Research question: (How) does the library help to increase research productivity and impact?
- Pilot Project: UC Berkeley
- Pilot Project: University of Illinois at Chicago
- Pilot Project: University of Pittsburgh and University of Washington
- Pilot Project: University of Manitoba
- Practice Brief: Vanderbilt University
- Practice Brief: University of Waterloo
Pilot Project: UC Berkeley
This project focused on Open Access (OA) publishing, which enhances researcher productivity and impact by increasing dissemination of, and access to, research. The study looked at the relationship between faculty’s attitudes toward OA and their OA publishing practices, including the roles of funding availability and discipline. To do this, University of California Berkeley (Berkeley) faculty’s answers to questions related to OA from the 2018 Ithaka Faculty Survey were compared to the faculty’s scholarly output in the Scopus database. The study focused on Gold OA articles, which accounted for 18% of the publications. Overall, the study found a positive correlation between publishing Gold OA and the faculty’s support for OA (no cost to read). In contrast, the correlation between publishing Gold OA and the faculty’s concern about publishing cost was weak. Publishing costs concerned faculty in all subject areas, whether or not their articles reported research funding. Thus, Berkeley Library’s efforts to pursue transformative publishing agreements and prioritize funding for a program subsidizing publishing fees seem like effective strategies to increase OA.

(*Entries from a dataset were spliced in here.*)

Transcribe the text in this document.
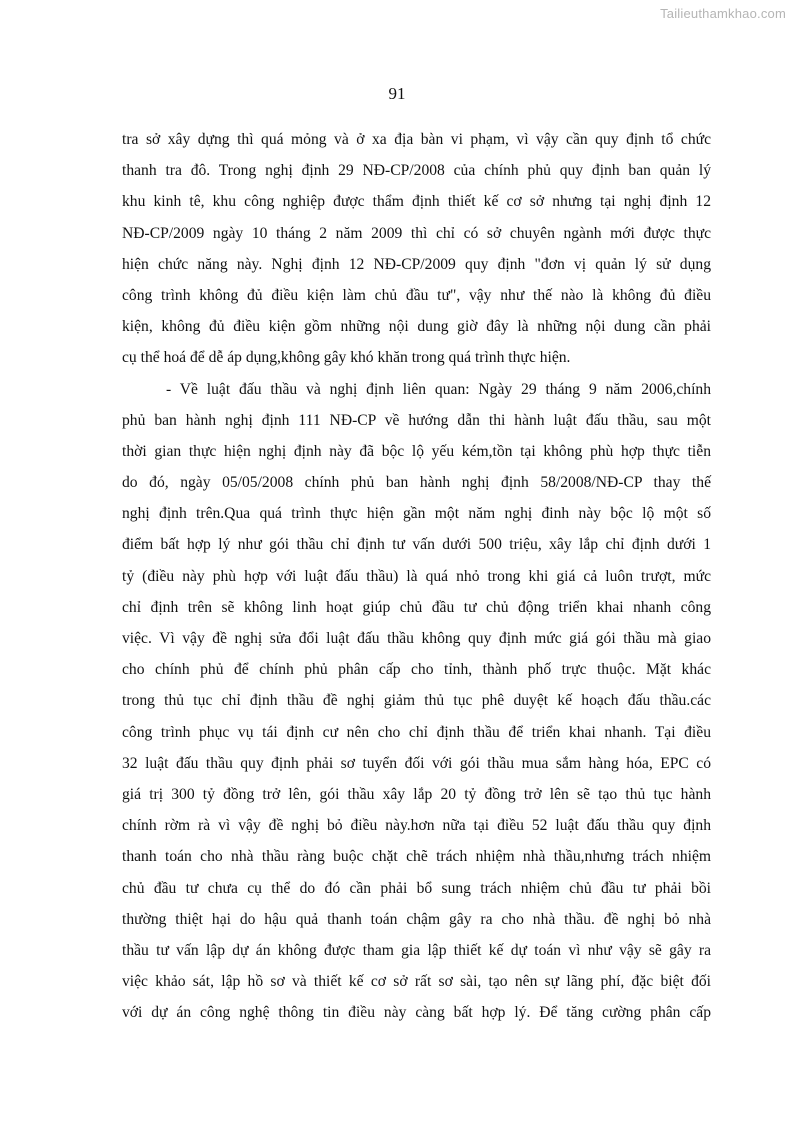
Tailieuthamkhao.com
91
tra sở xây dựng thì quá mỏng và ở xa địa bàn vi phạm, vì vậy cần quy định tổ chức
thanh tra đô. Trong nghị định 29 NĐ-CP/2008 của chính phủ quy định ban quản lý
khu kinh tê, khu công nghiệp được thẩm định thiết kế cơ sở nhưng tại nghị định 12
NĐ-CP/2009 ngày 10 tháng 2 năm 2009 thì chỉ có sở chuyên ngành mới được thực
hiện chức năng này. Nghị định 12 NĐ-CP/2009 quy định "đơn vị quản lý sử dụng
công trình không đủ điều kiện làm chủ đầu tư", vậy như thế nào là không đủ điều
kiện, không đủ điều kiện gồm những nội dung giờ đây là những nội dung cần phải
cụ thể hoá để dễ áp dụng,không gây khó khăn trong quá trình thực hiện.
- Về luật đấu thầu và nghị định liên quan: Ngày 29 tháng 9 năm 2006,chính
phủ ban hành nghị định 111 NĐ-CP về hướng dẫn thi hành luật đấu thầu, sau một
thời gian thực hiện nghị định này đã bộc lộ yếu kém,tồn tại không phù hợp thực tiễn
do đó, ngày 05/05/2008 chính phủ ban hành nghị định 58/2008/NĐ-CP thay thế
nghị định trên.Qua quá trình thực hiện gần một năm nghị đinh này bộc lộ một số
điểm bất hợp lý như gói thầu chỉ định tư vấn dưới 500 triệu, xây lắp chỉ định dưới 1
tỷ (điều này phù hợp với luật đấu thầu) là quá nhỏ trong khi giá cả luôn trượt, mức
chỉ định trên sẽ không linh hoạt giúp chủ đầu tư chủ động triển khai nhanh công
việc. Vì vậy đề nghị sửa đổi luật đấu thầu không quy định mức giá gói thầu mà giao
cho chính phủ để chính phủ phân cấp cho tỉnh, thành phố trực thuộc. Mặt khác
trong thủ tục chỉ định thầu đề nghị giảm thủ tục phê duyệt kế hoạch đấu thầu.các
công trình phục vụ tái định cư nên cho chỉ định thầu để triển khai nhanh. Tại điều
32 luật đấu thầu quy định phải sơ tuyển đối với gói thầu mua sắm hàng hóa, EPC có
giá trị 300 tỷ đồng trở lên, gói thầu xây lắp 20 tỷ đồng trở lên sẽ tạo thủ tục hành
chính rờm rà vì vậy đề nghị bỏ điều này.hơn nữa tại điều 52 luật đấu thầu quy định
thanh toán cho nhà thầu ràng buộc chặt chẽ trách nhiệm nhà thầu,nhưng trách nhiệm
chủ đầu tư chưa cụ thể do đó cần phải bổ sung trách nhiệm chủ đầu tư phải bồi
thường thiệt hại do hậu quả thanh toán chậm gây ra cho nhà thầu. đề nghị bỏ nhà
thầu tư vấn lập dự án không được tham gia lập thiết kế dự toán vì như vậy sẽ gây ra
việc khảo sát, lập hồ sơ và thiết kế cơ sở rất sơ sài, tạo nên sự lãng phí, đặc biệt đối
với dự án công nghệ thông tin điều này càng bất hợp lý. Để tăng cường phân cấp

Pilot Project: University of Illinois at Chicago
The primary goals of the University of Illinois at Chicago University Library’s research project were to examine library impact on faculty productivity and to explore how publication patterns of faculty at a public research university changed over time. To address these questions, the project used various usage statistics: collection size (measured by journal holdings), collection use (measured by number of references in the publications), publications (number of publications by faculty), publication impact (measured by number of citations), number of co-authors, grant funding, page counts, and faculty demographic information. Publication data for faculty at a large urban public research university were obtained from Scopus. Analyses of the data revealed several variables that affect journal publication patterns including number of references used in publications, number of authors, grant funding.
Pilot Project: University of Pittsburgh and University of Washington
The University of Pittsburgh and University of Washington teams explored the role of a library in supporting research productivity at their respective institutions. The University of Pittsburgh team focused on the discovery stage of the research process, with a specific focus on early-career researchers in the hard sciences. The University of Washington team focused on faculty and postdoctoral researchers in the science, technology, engineering, and math (STEM) and health sciences fields and their need for understanding and communicating the impact of their work. While focusing on their individual projects, the two teams agreed to work together to test one of the goals of the IMLS grant: building collaborative library research partnerships. The teams agreed to focus on similar user groups and adopt the same methods for data collection. As a result of the collaboration, each of their reports include the guides for semi-structured interviews and other resources.
University of Pittsburgh Presentation:
University of Washington Presentation:
Practice Brief: University of Manitoba
The University of Manitoba Libraries (UML) underwent significant changes in how it provided support to University researchers across 15 Faculties (84+ departments). Part of this change involved the creation of the Research Services and Digital Strategies (RSDS) unit to prioritize and coordinate support and services in 11 key areas. The libraries also engaged in four internal-evaluative processes including; the development of key performance indicators (KPIs) and balanced scorecards, drafting a Strategic Framework document for the RSDS unit, an institutional reorganization within our Academic Engagement units, as well as contributing to the development of a university-wide research data management strategy. This practice brief provides the output of these four evaluative processes as they relate to library-delivered research support. This brief also provides a lesson-learned section to highlight the pros and cons of engaging in four rigorous evaluative initiatives within a one-year period.
University of Manitoba slides
Practice Brief: Vanderbilt University
Vanderbilt’s practice brief is based on a pilot survey conducted in the Spring of 2018. The results of the pilot survey were presented at a regional medical library association meeting in October of 2018. The primary goal of the instrument is to document the various projects our stakeholders are involved in as well as the library’s role in those projects. The ARL practice brief will further explore and evaluate the survey instrument’s criteria in its current context and its potential utility in other research libraries. Upon completion of the project, the survey’s content and purpose will enable any library to document and disseminate their value (or impact) to its users, library administration, and university administration. It should also strengthen the library’s perception as a partner in their respective academic, research, and clinical enterprises.
Practice Brief: University of Waterloo
As academic institutions increasingly ask questions about research impact, libraries have the potential to be a valued and knowledgeable partner. The University of Waterloo provides a possible method for how other research libraries can support the growing area of bibliometrics. This practice brief explores: service background, partners, service providers and users, how bibliometric data are used, data sources, key lessons learned (including gaps), and recommended resources.